Erucin restores neuronal function and reduces polyglutamine-induced muscular toxicity. (A) The expression of 112Q:TdTom in mechanosensory neurons induces an impairment of neuronal function compared to animals that do not have the transgene. Treatment in N2 wild-type worms does not affect the rate of response to touch for each concentration of ERN tested compared to untreated animals. Treatment with 100 μM and 200 μM ERN rescues neuronal function in 112Q: TdTom young adult animals compared to untreated nematodes. (B) Erucin treatment reduces polyQ-induced muscular aggregation in 40Q young adult animals significantly. *** p < 0.001, **** p < 0.0001 and ns, not significant.

Figure 3

Erucin reduces polyglutamine-induced neuronal toxicity. (A) Erucin treatment reduces polyQ-induced aggregate formation in the ventral nerve cord in 40Q young adult animals. (B) Representative images from fluorescence microscopy showing five neuronal aggregates of polyQs (white arrows) in the ventral nerve cord of F25B3.3p::40Q::YFP young adult animals at 20× magnification. ** p < 0.01, *** p < 0.001.

Figure 4

Reduction in polyQ aggregation induced by erucin requires AMPK catalytic function and daf-16/FOXO transcription factor. (A) The treatment with 100 µM and 200 µM ERN of 40Q::YFP worms defective of the catalytic subunit of AMPK (aak-2/AMPKα2) does not produce any significant difference in polyQ-induced muscular aggregate formation in comparison to untreated worms. In parallel, ERN treatment reduces polyQ-induced muscular aggregation in 40Q young adult animals of the control strain significantly. (B) The treatment with 100 µM and 200 µM ERN of 40Q::YFP worms defective of the daf-16 gene does not produce any significant difference in polyQ-induced neuronal aggregate formation in comparison to untreated worms. In parallel, ERN treatment significantly reduces polyQ-induced muscular aggregation in 40Q young adult animals of the control strain. (C) Representative images from fluorescence microscopy showing neuronal aggregates of polyQs (white arrows) in the ventral nerve cord of F25B3.3p::40Q::YFP and F25B3.3p::40Q::YFP; daf-16(mu86) young adult animals at 20× magnification. In each fluorescent image, two neuronal aggregates are counted and indicated by white arrows, showing no difference between the control strain (F25B3.3p::40Q::YFP) and the mutated one (F25B3.3p::40Q::YFP; daf-16(mu86)). ** p < 0.01, *** p < 0.001, **** p < 0.0001 and ns, not significant.

Figure 5

Treatment with erucin reduces α-synuclein aggregation and slightly restores motor capacity. (A) Treated animals with 100 µM and 200 µM ERN show a reduction in α-syn aggregates compared to untreated α-syn::YFP 2-day-old adult animals. (B) α-syn aggregates induce an impairment of motility compared with wild-type animals.
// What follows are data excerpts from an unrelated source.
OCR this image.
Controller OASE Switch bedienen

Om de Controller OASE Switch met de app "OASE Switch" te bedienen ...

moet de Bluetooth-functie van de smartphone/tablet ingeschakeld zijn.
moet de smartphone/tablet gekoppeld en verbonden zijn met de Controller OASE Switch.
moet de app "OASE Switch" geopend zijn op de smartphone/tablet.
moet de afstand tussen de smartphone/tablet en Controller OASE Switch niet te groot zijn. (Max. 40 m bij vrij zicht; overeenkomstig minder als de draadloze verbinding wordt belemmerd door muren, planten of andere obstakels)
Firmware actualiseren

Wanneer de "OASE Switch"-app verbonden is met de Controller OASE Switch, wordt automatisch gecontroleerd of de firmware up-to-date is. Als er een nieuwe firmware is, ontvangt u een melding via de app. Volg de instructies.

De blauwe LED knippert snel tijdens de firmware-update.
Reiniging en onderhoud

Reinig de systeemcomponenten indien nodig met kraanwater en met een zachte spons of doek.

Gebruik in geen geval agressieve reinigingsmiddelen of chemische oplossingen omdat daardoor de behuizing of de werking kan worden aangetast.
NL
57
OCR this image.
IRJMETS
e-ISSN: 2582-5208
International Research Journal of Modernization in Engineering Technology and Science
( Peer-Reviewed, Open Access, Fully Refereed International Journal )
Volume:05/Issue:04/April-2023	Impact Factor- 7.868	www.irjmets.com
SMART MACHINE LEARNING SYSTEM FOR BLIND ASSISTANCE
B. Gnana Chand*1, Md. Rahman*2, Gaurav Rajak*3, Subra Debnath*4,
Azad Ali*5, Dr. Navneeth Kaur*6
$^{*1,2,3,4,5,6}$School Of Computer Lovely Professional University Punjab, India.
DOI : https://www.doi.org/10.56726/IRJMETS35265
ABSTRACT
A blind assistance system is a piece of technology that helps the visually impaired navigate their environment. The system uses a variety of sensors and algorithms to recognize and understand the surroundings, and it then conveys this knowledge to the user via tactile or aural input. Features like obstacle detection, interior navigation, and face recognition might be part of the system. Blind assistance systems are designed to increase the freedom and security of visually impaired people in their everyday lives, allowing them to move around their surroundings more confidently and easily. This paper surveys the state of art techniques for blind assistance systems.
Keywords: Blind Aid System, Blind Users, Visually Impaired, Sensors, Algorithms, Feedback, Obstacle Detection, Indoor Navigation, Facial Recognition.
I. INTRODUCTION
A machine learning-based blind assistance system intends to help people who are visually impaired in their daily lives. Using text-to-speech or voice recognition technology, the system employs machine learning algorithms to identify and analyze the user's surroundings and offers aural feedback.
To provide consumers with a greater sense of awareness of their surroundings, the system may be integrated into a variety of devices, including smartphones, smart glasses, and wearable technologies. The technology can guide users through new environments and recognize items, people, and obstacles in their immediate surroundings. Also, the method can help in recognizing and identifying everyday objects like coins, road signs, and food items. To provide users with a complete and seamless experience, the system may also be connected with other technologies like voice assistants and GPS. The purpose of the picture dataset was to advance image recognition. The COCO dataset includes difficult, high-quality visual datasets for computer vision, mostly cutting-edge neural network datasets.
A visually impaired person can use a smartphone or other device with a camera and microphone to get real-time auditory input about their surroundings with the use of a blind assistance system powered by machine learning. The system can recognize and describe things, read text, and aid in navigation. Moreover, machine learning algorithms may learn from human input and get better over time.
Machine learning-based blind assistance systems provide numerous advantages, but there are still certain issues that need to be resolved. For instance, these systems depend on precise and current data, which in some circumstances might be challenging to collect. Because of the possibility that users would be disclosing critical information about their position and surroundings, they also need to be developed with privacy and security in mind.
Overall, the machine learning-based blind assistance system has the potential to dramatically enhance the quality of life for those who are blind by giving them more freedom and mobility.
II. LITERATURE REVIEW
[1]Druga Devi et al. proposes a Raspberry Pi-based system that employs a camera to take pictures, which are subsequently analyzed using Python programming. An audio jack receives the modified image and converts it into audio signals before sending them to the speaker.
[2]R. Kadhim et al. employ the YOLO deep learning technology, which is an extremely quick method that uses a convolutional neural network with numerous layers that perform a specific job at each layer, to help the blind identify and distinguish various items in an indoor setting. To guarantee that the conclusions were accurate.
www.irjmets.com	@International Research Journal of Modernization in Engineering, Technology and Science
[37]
Treated wild-type worms with both concentrations of ERN tested did not show motility impairment. Treated α-syn::YFP nematodes with 100 µM and 200 µM ERN rescue motility capacity of 2-day-old adult animals significantly after treatment only with the higher dose of ERN tested. * p < 0.05, **** p < 0.0001 and ns, not significant.